My Barbie dolls didn’t have the fancy accoutrements. They had no Dream House, no Corvette, not even the little swimming pool. Mama figured my imagination was all I and my torpedo-busted crew needed to get us by. It was a big deal for me to get a new outfit for one of my dolls, and I learned to make clothes for them with scraps from Mama’s sewing box.
One time I got a brand new Barbie and decided that she should be a tramp. I took Daddy’s shoe polish and gave her blond locks some obvious black roots, just like the lady who lived down the street from my grandmother. Mama said only a tramp would have “black roots two inches wide on top of a head full of bleached-`til-it’d-turned-to-straw hair”.
I loved my Barbies, and I knew a secret about them- they were real. I was sure that the second I closed the door they came to life and started talking and walking around. I worried that they were in the closet fussing about their lifestyle and the fact that they had no car and had to swim in a Tupperware bowl, so about once a week, I’d line them up on the floor of the closet and give them a talk.
“It’s OK,” I’d start out, “You can trust me. I know you’re real, so you can go ahead and talk. I won’t tell anybody, I promise! Come on, who’s gonna start? Dawn, you know I could get you anything you want, if you’d just tell me what it is. P.J., if you tell me what kind of clothes you like, you wouldn’t have to go naked all the time, and maybe we could see about touching up those roots, you tramp! Ken, just say the word, and you and Barbie can have your own private shoe box. Think about it, at least. Come on, y’all, don’t you want some real food?”
My heartfelt entreaties would be met with seven blank stares. Their painted-on smiles never faltered. I would sigh and back out of the closet, close the door and then really quickly open it again and yell, “Aha!”. But they were too fast, and stopped whatever fun they were having without me before I could catch them.
Over the years, I moved on to more grown-up pursuits, and my Barbies languished on the shelf, tucked behind my band helmet and some children’s books that I no longer read. I gave up on getting them to trust me, and eventually the magic of girlhood left me, and I realized that they weren’t anything more than eleven and a half inch fashion dolls, creations of plastic and paint. It was inevitable.
Then I saw something on TV that made me remember the closet crowd. It was a warm, family-oriented Thanksgiving commercial. There was a groaning board, and grandparents, and a large dog begging for scraps. And there was a pair of salt-and-pepper shakers made to look like a pleasantly rotund pilgrim couple.

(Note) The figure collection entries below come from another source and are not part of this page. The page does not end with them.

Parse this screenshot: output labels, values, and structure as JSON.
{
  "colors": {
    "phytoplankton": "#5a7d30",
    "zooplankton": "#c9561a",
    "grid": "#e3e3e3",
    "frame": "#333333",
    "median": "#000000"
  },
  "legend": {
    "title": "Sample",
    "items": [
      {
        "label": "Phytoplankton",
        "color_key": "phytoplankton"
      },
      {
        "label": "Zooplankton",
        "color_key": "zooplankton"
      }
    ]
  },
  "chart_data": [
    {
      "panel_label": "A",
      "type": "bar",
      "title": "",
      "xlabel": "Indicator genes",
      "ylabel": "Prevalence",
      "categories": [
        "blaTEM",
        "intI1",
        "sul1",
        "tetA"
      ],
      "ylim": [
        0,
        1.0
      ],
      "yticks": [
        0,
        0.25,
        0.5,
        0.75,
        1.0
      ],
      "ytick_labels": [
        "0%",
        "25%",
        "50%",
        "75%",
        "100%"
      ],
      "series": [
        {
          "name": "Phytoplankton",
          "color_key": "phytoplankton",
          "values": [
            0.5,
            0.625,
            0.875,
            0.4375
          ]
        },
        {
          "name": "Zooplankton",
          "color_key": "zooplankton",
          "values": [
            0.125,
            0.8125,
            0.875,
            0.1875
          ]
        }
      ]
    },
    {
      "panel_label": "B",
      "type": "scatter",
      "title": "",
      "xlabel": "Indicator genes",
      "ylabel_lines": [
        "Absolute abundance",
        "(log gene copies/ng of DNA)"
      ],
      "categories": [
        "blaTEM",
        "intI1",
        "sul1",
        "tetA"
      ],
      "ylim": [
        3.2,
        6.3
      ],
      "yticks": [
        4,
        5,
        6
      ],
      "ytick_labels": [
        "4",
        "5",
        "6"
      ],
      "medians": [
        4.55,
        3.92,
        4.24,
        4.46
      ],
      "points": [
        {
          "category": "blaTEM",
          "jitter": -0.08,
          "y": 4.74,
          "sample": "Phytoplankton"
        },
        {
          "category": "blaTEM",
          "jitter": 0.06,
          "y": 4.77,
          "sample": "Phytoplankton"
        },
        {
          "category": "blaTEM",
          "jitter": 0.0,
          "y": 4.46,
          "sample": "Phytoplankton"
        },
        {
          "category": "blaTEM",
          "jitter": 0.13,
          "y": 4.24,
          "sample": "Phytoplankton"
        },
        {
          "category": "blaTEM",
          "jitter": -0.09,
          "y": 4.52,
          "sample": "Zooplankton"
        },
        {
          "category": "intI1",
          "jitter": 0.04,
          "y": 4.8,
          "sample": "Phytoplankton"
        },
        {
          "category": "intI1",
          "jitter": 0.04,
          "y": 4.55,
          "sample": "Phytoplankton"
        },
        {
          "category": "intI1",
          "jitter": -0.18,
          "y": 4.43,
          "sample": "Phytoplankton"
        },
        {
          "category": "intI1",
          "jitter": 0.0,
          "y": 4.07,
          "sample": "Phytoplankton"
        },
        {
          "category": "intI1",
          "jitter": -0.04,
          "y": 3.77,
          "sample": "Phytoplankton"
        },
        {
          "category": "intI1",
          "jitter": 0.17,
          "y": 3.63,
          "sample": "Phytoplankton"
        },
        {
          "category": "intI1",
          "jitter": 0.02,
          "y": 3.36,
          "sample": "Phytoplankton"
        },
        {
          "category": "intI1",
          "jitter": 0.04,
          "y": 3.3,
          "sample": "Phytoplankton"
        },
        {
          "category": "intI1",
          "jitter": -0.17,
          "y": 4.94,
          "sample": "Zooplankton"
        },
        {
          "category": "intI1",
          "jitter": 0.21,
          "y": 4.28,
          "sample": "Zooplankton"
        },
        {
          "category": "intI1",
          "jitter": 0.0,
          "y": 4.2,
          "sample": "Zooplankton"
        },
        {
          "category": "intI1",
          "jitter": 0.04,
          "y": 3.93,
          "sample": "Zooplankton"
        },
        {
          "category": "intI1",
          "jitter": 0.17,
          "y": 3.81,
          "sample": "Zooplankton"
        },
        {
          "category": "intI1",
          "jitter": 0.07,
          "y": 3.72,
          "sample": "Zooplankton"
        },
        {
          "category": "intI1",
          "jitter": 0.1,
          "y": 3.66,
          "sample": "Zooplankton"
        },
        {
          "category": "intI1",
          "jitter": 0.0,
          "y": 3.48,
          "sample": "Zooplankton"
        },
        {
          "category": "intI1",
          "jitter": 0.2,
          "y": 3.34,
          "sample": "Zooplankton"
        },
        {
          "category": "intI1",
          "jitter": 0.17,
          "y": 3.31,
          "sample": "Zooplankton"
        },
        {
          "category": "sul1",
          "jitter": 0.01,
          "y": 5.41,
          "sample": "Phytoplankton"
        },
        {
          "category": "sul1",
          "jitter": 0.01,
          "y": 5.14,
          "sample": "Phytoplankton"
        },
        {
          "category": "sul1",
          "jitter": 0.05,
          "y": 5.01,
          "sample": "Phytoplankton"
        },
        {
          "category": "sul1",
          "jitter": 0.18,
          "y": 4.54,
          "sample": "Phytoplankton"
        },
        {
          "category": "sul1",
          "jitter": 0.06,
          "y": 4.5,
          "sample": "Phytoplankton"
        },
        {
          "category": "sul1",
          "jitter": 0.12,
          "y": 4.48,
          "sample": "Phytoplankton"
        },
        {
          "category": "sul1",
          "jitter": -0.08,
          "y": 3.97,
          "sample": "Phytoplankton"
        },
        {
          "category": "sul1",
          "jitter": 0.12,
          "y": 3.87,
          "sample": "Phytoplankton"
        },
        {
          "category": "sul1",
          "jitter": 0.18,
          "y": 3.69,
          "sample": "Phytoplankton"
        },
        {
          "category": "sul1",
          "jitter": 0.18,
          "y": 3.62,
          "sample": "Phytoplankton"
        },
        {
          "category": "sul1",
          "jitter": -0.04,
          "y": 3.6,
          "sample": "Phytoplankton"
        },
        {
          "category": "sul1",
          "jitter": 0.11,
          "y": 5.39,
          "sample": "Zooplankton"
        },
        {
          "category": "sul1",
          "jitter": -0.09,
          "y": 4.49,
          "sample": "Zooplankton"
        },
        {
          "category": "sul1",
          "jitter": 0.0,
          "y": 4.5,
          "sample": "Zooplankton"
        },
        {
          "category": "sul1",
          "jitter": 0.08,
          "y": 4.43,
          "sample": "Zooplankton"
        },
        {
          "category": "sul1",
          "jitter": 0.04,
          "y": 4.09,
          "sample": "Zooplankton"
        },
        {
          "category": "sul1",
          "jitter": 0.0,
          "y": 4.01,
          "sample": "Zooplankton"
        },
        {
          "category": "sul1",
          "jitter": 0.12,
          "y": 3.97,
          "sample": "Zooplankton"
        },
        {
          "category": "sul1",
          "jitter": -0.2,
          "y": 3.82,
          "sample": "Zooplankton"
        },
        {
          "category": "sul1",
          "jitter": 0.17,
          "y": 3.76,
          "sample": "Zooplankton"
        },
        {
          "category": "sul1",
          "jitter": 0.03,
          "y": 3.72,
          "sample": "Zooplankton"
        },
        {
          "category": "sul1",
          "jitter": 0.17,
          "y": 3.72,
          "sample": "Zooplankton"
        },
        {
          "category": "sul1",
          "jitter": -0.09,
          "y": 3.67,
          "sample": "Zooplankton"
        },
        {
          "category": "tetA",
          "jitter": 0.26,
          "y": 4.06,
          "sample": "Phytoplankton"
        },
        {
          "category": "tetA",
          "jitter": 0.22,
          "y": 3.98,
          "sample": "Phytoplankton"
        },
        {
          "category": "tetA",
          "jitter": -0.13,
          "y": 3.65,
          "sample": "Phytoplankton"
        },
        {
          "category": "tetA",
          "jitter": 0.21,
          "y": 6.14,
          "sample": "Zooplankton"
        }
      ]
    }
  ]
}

The little ceramic pilgrims got passed around, dumped into the mashed potatoes and slobbered on by the dog, but that wasn’t what caught my attention. Mr. and Mrs. Pilgrim were real! They cut their little painted-on eyes at one another, and seemed worried about what was coming next. They squinched their faces when grabby feasters scooped them up and carelessly tossed them around. The climax of the commercial came when they were reunited, smiling at last, side-by-side on the table.
The day after Thanksgiving that year, I got a set of those salt-and-pepper shakers. They sit companionably, side-by-side in the cabinet over the stove, except for a little while at Thanksgiving. I know they’re in there wishing for more fashionable shelf paper. Every once in a while I sneak up and open the cabinet door really fast, exclaiming “Aha!” , but they’re too fast. So far.